Welcome back to crazy little things! I hope everyone is doing ok and if you are not, well that is ok too because you don’t have to be ok all the time as you are only human. it is only Tuesday and I already feel done with this week, I have a feeling I say that a lot. It’s just work is really doing my freaking nut in at the moment, too many things to list why, but mainly I hold people to my standard and I really shouldn’t. I have to accept that there are people in this world that are just twats and there is nothing I can do to change it apart from learning to deal with it better. To be honest, I should be used to this, I have come across some right twats in my life so far and I should have learned by now not to let their twatty behavior get to me. The problem is I am sensitive and I also can be hot-headed. I have to remember though, sometimes the best reaction to twats is no reaction.

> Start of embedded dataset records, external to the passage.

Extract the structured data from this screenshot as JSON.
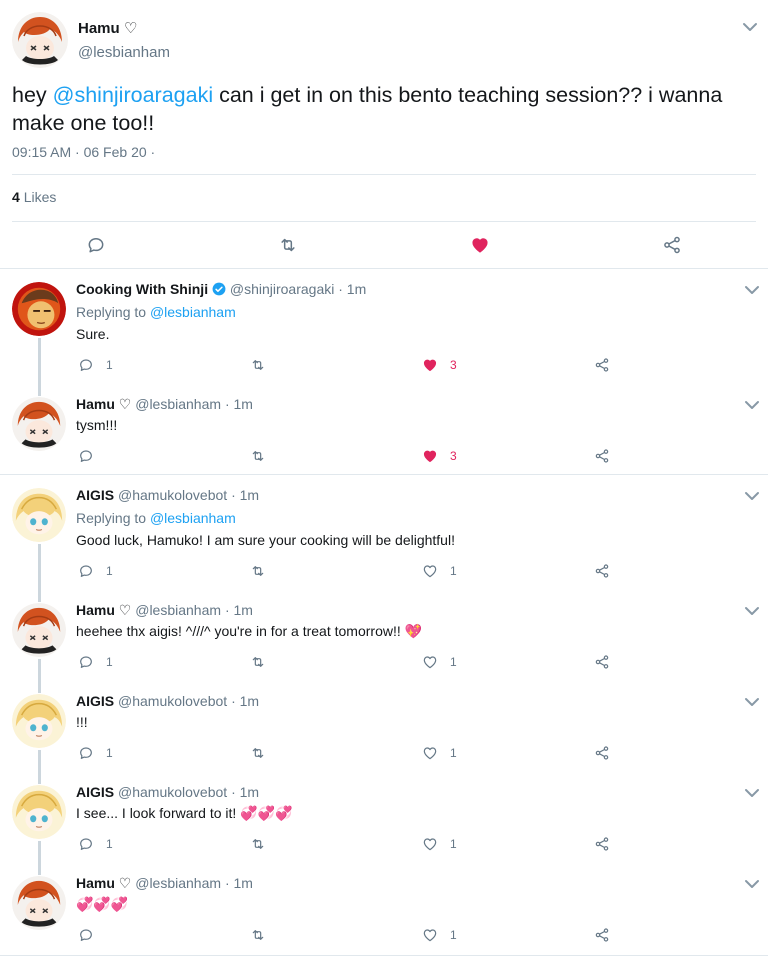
{
  "main_tweet": {
    "name": "Hamu ♡",
    "handle": "@lesbianham",
    "text_before": "hey ",
    "mention": "@shinjiroaragaki",
    "text_after": " can i get in on this bento teaching session?? i wanna make one too!!",
    "timestamp": "09:15 AM · 06 Feb 20 ·",
    "likes_count": "4",
    "likes_label": "Likes",
    "liked": true
  },
  "colors": {
    "link": "#1da1f2",
    "like": "#e0245e",
    "muted": "#657786",
    "verified": "#1da1f2"
  },
  "replies": [
    {
      "name": "Cooking With Shinji",
      "verified": true,
      "handle": "@shinjiroaragaki",
      "time": "· 1m",
      "replying_prefix": "Replying to",
      "replying_to": "@lesbianham",
      "text": "Sure.",
      "reply_count": "1",
      "like_count": "3",
      "liked": true,
      "avatar": "shinji-avatar"
    },
    {
      "name": "Hamu ♡",
      "verified": false,
      "handle": "@lesbianham",
      "time": "· 1m",
      "text": "tysm!!!",
      "reply_count": "",
      "like_count": "3",
      "liked": true,
      "avatar": "hamu-avatar"
    },
    {
      "name": "AIGIS",
      "verified": false,
      "handle": "@hamukolovebot",
      "time": "· 1m",
      "replying_prefix": "Replying to",
      "replying_to": "@lesbianham",
      "text": "Good luck, Hamuko! I am sure your cooking will be delightful!",
      "reply_count": "1",
      "like_count": "1",
      "liked": false,
      "avatar": "aigis-avatar"
    },
    {
      "name": "Hamu ♡",
      "verified": false,
      "handle": "@lesbianham",
      "time": "· 1m",
      "text": "heehee thx aigis! ^///^ you're in for a treat tomorrow!! 💖",
      "reply_count": "1",
      "like_count": "1",
      "liked": false,
      "avatar": "hamu-avatar"
    },
    {
      "name": "AIGIS",
      "verified": false,
      "handle": "@hamukolovebot",
      "time": "· 1m",
      "text": "!!!",
      "reply_count": "1",
      "like_count": "1",
      "liked": false,
      "avatar": "aigis-avatar"
    },
    {
      "name": "AIGIS",
      "verified": false,
      "handle": "@hamukolovebot",
      "time": "· 1m",
      "text": "I see... I look forward to it! 💞💞💞",
      "reply_count": "1",
      "like_count": "1",
      "liked": false,
      "avatar": "aigis-avatar"
    },
    {
      "name": "Hamu ♡",
      "verified": false,
      "handle": "@lesbianham",
      "time": "· 1m",
      "text": "💞💞💞",
      "reply_count": "",
      "like_count": "1",
      "liked": false,
      "avatar": "hamu-avatar"
    }
  ]
}
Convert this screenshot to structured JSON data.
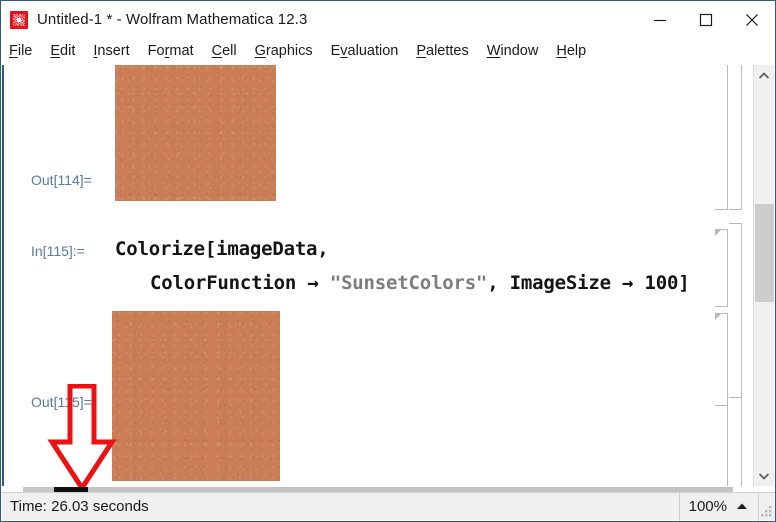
{
  "window": {
    "title": "Untitled-1 * - Wolfram Mathematica 12.3",
    "app_icon": "mathematica-spikey-icon",
    "accent_border": "#2d5d7b",
    "controls": {
      "minimize": "minimize-icon",
      "maximize": "maximize-icon",
      "close": "close-icon"
    }
  },
  "menubar": {
    "items": [
      {
        "label": "File",
        "accel": "F"
      },
      {
        "label": "Edit",
        "accel": "E"
      },
      {
        "label": "Insert",
        "accel": "I"
      },
      {
        "label": "Format",
        "accel": "r"
      },
      {
        "label": "Cell",
        "accel": "C"
      },
      {
        "label": "Graphics",
        "accel": "G"
      },
      {
        "label": "Evaluation",
        "accel": "v"
      },
      {
        "label": "Palettes",
        "accel": "P"
      },
      {
        "label": "Window",
        "accel": "W"
      },
      {
        "label": "Help",
        "accel": "H"
      }
    ]
  },
  "notebook": {
    "cells": [
      {
        "kind": "output",
        "label": "Out[114]=",
        "content": "image-swatch",
        "color": "#cb7e55"
      },
      {
        "kind": "input",
        "label": "In[115]:=",
        "line1": "Colorize[imageData,",
        "line2_a": "ColorFunction → ",
        "line2_str": "\"SunsetColors\"",
        "line2_b": ", ImageSize → 100]"
      },
      {
        "kind": "output",
        "label": "Out[115]=",
        "content": "image-swatch",
        "color": "#cb7e55"
      }
    ]
  },
  "annotation": {
    "shape": "down-arrow",
    "color": "#ee1111"
  },
  "scrollbars": {
    "vertical": {
      "up_arrow": "chevron-up-icon",
      "down_arrow": "chevron-down-icon"
    },
    "horizontal": {}
  },
  "statusbar": {
    "message": "Time: 26.03 seconds",
    "zoom": "100%",
    "zoom_caret": "caret-up-icon",
    "grip": "resize-grip-icon"
  }
}
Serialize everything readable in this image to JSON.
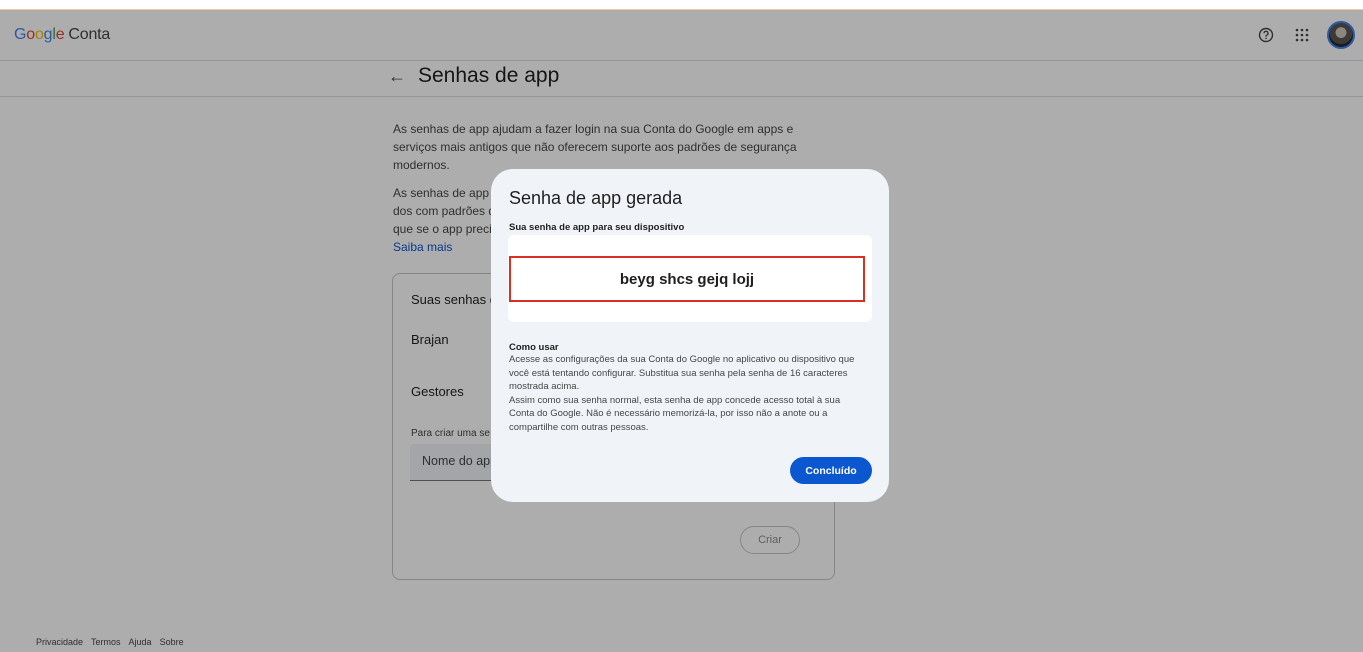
{
  "header": {
    "logo_google": [
      "G",
      "o",
      "o",
      "g",
      "l",
      "e"
    ],
    "product": "Conta",
    "help_icon": "help-circle-icon",
    "apps_icon": "apps-grid-icon"
  },
  "page": {
    "title": "Senhas de app",
    "intro1": "As senhas de app ajudam a fazer login na sua Conta do Google em apps e serviços mais antigos que não oferecem suporte aos padrões de segurança modernos.",
    "intro2_visible": "As senhas de app s",
    "intro2_line2": "dos com padrões d",
    "intro2_line3": "que se o app precis",
    "learn_more": "Saiba mais"
  },
  "card": {
    "title": "Suas senhas de",
    "items": [
      "Brajan",
      "Gestores"
    ],
    "hint": "Para criar uma se",
    "input_placeholder": "Nome do app",
    "create_button": "Criar"
  },
  "footer": {
    "links": [
      "Privacidade",
      "Termos",
      "Ajuda",
      "Sobre"
    ]
  },
  "dialog": {
    "title": "Senha de app gerada",
    "subtitle": "Sua senha de app para seu dispositivo",
    "password": "beyg shcs gejq lojj",
    "how_title": "Como usar",
    "how_text_1": "Acesse as configurações da sua Conta do Google no aplicativo ou dispositivo que você está tentando configurar. Substitua sua senha pela senha de 16 caracteres mostrada acima.",
    "how_text_2": "Assim como sua senha normal, esta senha de app concede acesso total à sua Conta do Google. Não é necessário memorizá-la, por isso não a anote ou a compartilhe com outras pessoas.",
    "done_button": "Concluído"
  },
  "colors": {
    "accent": "#0b57d0",
    "highlight_border": "#d93025"
  }
}
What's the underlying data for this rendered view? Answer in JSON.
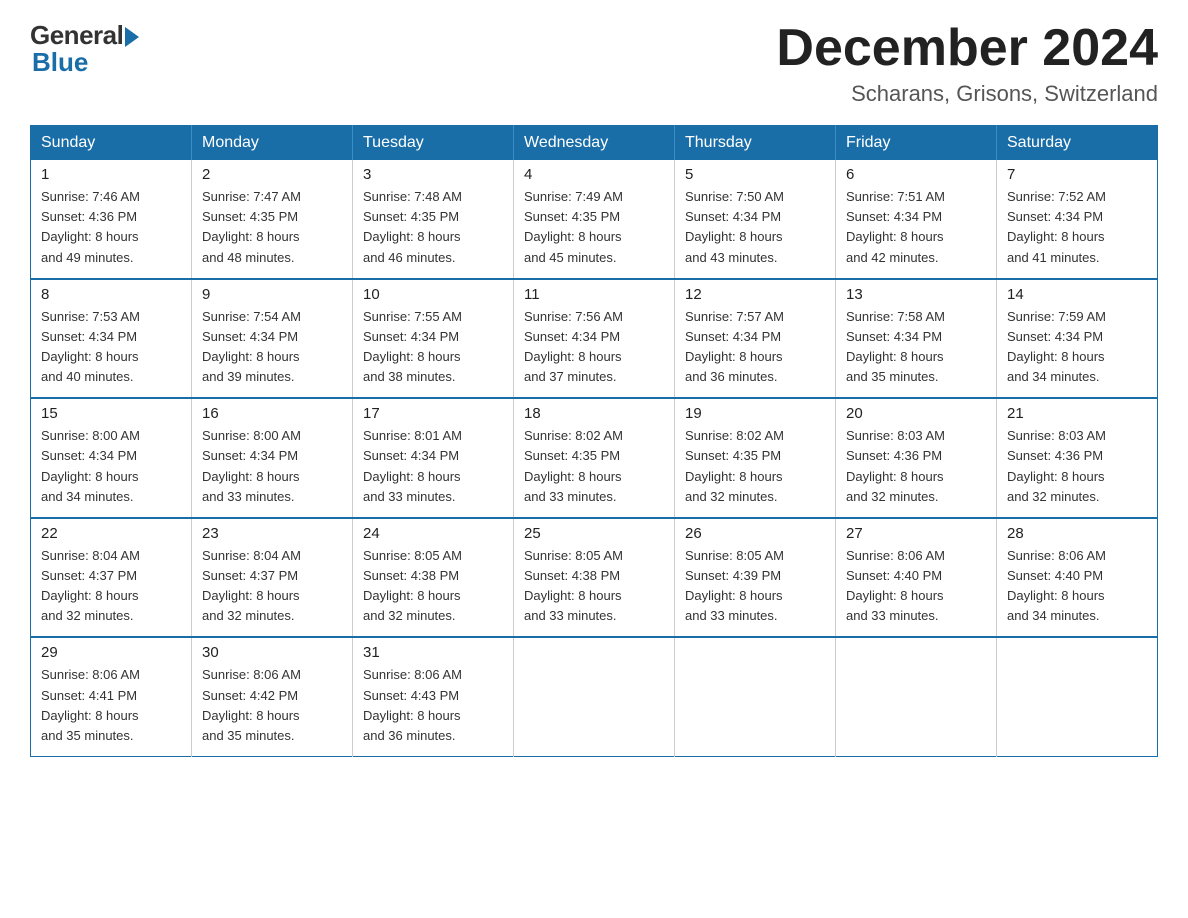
{
  "logo": {
    "general": "General",
    "blue": "Blue"
  },
  "title": "December 2024",
  "location": "Scharans, Grisons, Switzerland",
  "headers": [
    "Sunday",
    "Monday",
    "Tuesday",
    "Wednesday",
    "Thursday",
    "Friday",
    "Saturday"
  ],
  "weeks": [
    [
      {
        "day": "1",
        "info": "Sunrise: 7:46 AM\nSunset: 4:36 PM\nDaylight: 8 hours\nand 49 minutes."
      },
      {
        "day": "2",
        "info": "Sunrise: 7:47 AM\nSunset: 4:35 PM\nDaylight: 8 hours\nand 48 minutes."
      },
      {
        "day": "3",
        "info": "Sunrise: 7:48 AM\nSunset: 4:35 PM\nDaylight: 8 hours\nand 46 minutes."
      },
      {
        "day": "4",
        "info": "Sunrise: 7:49 AM\nSunset: 4:35 PM\nDaylight: 8 hours\nand 45 minutes."
      },
      {
        "day": "5",
        "info": "Sunrise: 7:50 AM\nSunset: 4:34 PM\nDaylight: 8 hours\nand 43 minutes."
      },
      {
        "day": "6",
        "info": "Sunrise: 7:51 AM\nSunset: 4:34 PM\nDaylight: 8 hours\nand 42 minutes."
      },
      {
        "day": "7",
        "info": "Sunrise: 7:52 AM\nSunset: 4:34 PM\nDaylight: 8 hours\nand 41 minutes."
      }
    ],
    [
      {
        "day": "8",
        "info": "Sunrise: 7:53 AM\nSunset: 4:34 PM\nDaylight: 8 hours\nand 40 minutes."
      },
      {
        "day": "9",
        "info": "Sunrise: 7:54 AM\nSunset: 4:34 PM\nDaylight: 8 hours\nand 39 minutes."
      },
      {
        "day": "10",
        "info": "Sunrise: 7:55 AM\nSunset: 4:34 PM\nDaylight: 8 hours\nand 38 minutes."
      },
      {
        "day": "11",
        "info": "Sunrise: 7:56 AM\nSunset: 4:34 PM\nDaylight: 8 hours\nand 37 minutes."
      },
      {
        "day": "12",
        "info": "Sunrise: 7:57 AM\nSunset: 4:34 PM\nDaylight: 8 hours\nand 36 minutes."
      },
      {
        "day": "13",
        "info": "Sunrise: 7:58 AM\nSunset: 4:34 PM\nDaylight: 8 hours\nand 35 minutes."
      },
      {
        "day": "14",
        "info": "Sunrise: 7:59 AM\nSunset: 4:34 PM\nDaylight: 8 hours\nand 34 minutes."
      }
    ],
    [
      {
        "day": "15",
        "info": "Sunrise: 8:00 AM\nSunset: 4:34 PM\nDaylight: 8 hours\nand 34 minutes."
      },
      {
        "day": "16",
        "info": "Sunrise: 8:00 AM\nSunset: 4:34 PM\nDaylight: 8 hours\nand 33 minutes."
      },
      {
        "day": "17",
        "info": "Sunrise: 8:01 AM\nSunset: 4:34 PM\nDaylight: 8 hours\nand 33 minutes."
      },
      {
        "day": "18",
        "info": "Sunrise: 8:02 AM\nSunset: 4:35 PM\nDaylight: 8 hours\nand 33 minutes."
      },
      {
        "day": "19",
        "info": "Sunrise: 8:02 AM\nSunset: 4:35 PM\nDaylight: 8 hours\nand 32 minutes."
      },
      {
        "day": "20",
        "info": "Sunrise: 8:03 AM\nSunset: 4:36 PM\nDaylight: 8 hours\nand 32 minutes."
      },
      {
        "day": "21",
        "info": "Sunrise: 8:03 AM\nSunset: 4:36 PM\nDaylight: 8 hours\nand 32 minutes."
      }
    ],
    [
      {
        "day": "22",
        "info": "Sunrise: 8:04 AM\nSunset: 4:37 PM\nDaylight: 8 hours\nand 32 minutes."
      },
      {
        "day": "23",
        "info": "Sunrise: 8:04 AM\nSunset: 4:37 PM\nDaylight: 8 hours\nand 32 minutes."
      },
      {
        "day": "24",
        "info": "Sunrise: 8:05 AM\nSunset: 4:38 PM\nDaylight: 8 hours\nand 32 minutes."
      },
      {
        "day": "25",
        "info": "Sunrise: 8:05 AM\nSunset: 4:38 PM\nDaylight: 8 hours\nand 33 minutes."
      },
      {
        "day": "26",
        "info": "Sunrise: 8:05 AM\nSunset: 4:39 PM\nDaylight: 8 hours\nand 33 minutes."
      },
      {
        "day": "27",
        "info": "Sunrise: 8:06 AM\nSunset: 4:40 PM\nDaylight: 8 hours\nand 33 minutes."
      },
      {
        "day": "28",
        "info": "Sunrise: 8:06 AM\nSunset: 4:40 PM\nDaylight: 8 hours\nand 34 minutes."
      }
    ],
    [
      {
        "day": "29",
        "info": "Sunrise: 8:06 AM\nSunset: 4:41 PM\nDaylight: 8 hours\nand 35 minutes."
      },
      {
        "day": "30",
        "info": "Sunrise: 8:06 AM\nSunset: 4:42 PM\nDaylight: 8 hours\nand 35 minutes."
      },
      {
        "day": "31",
        "info": "Sunrise: 8:06 AM\nSunset: 4:43 PM\nDaylight: 8 hours\nand 36 minutes."
      },
      {
        "day": "",
        "info": ""
      },
      {
        "day": "",
        "info": ""
      },
      {
        "day": "",
        "info": ""
      },
      {
        "day": "",
        "info": ""
      }
    ]
  ]
}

So as you can see not the best start to the week but I am hopeful things will get better, I do think because I don’t work Wednesdays, it is a great midweek opportunity to give my batteries a bit of a charge and focus on the things that have been bothering me. I have the perfect chance to turn this week around and kick the bitch of anxiety out of my mind.
Today I want to share with you a drawing and the story behind it that I have been working on these past few days.
Love destroyed my heart.
It has taken me a long time to realize that I didn’t understand love, I saw it as something that destroyed things and left people weak and scarred. Love to me was something that was used as a weapon and that there was no such thing as unconditional love because as easily love could fill your heart it was just as easy for it to go and leave your heart feeling hollow. I saw love destroy the people around me as well as myself so why would I want that for myself? Love just bought nothing but pain, the pain of loved ones leaving me, the despair I felt for not being able to love myself and the confusion for not being able to receive love when given to me. Love has twisted and turned my life in many directions and I now see that this is where I was meant to be. Even though I thought love left me a long time ago I have actually been putting my heart back together one piece at a time. There is no longer a black hole where my heart used to be.
The funny thing it was love that got helped me heal, I am starting to see that I am deserving of love and not only from others but from myself.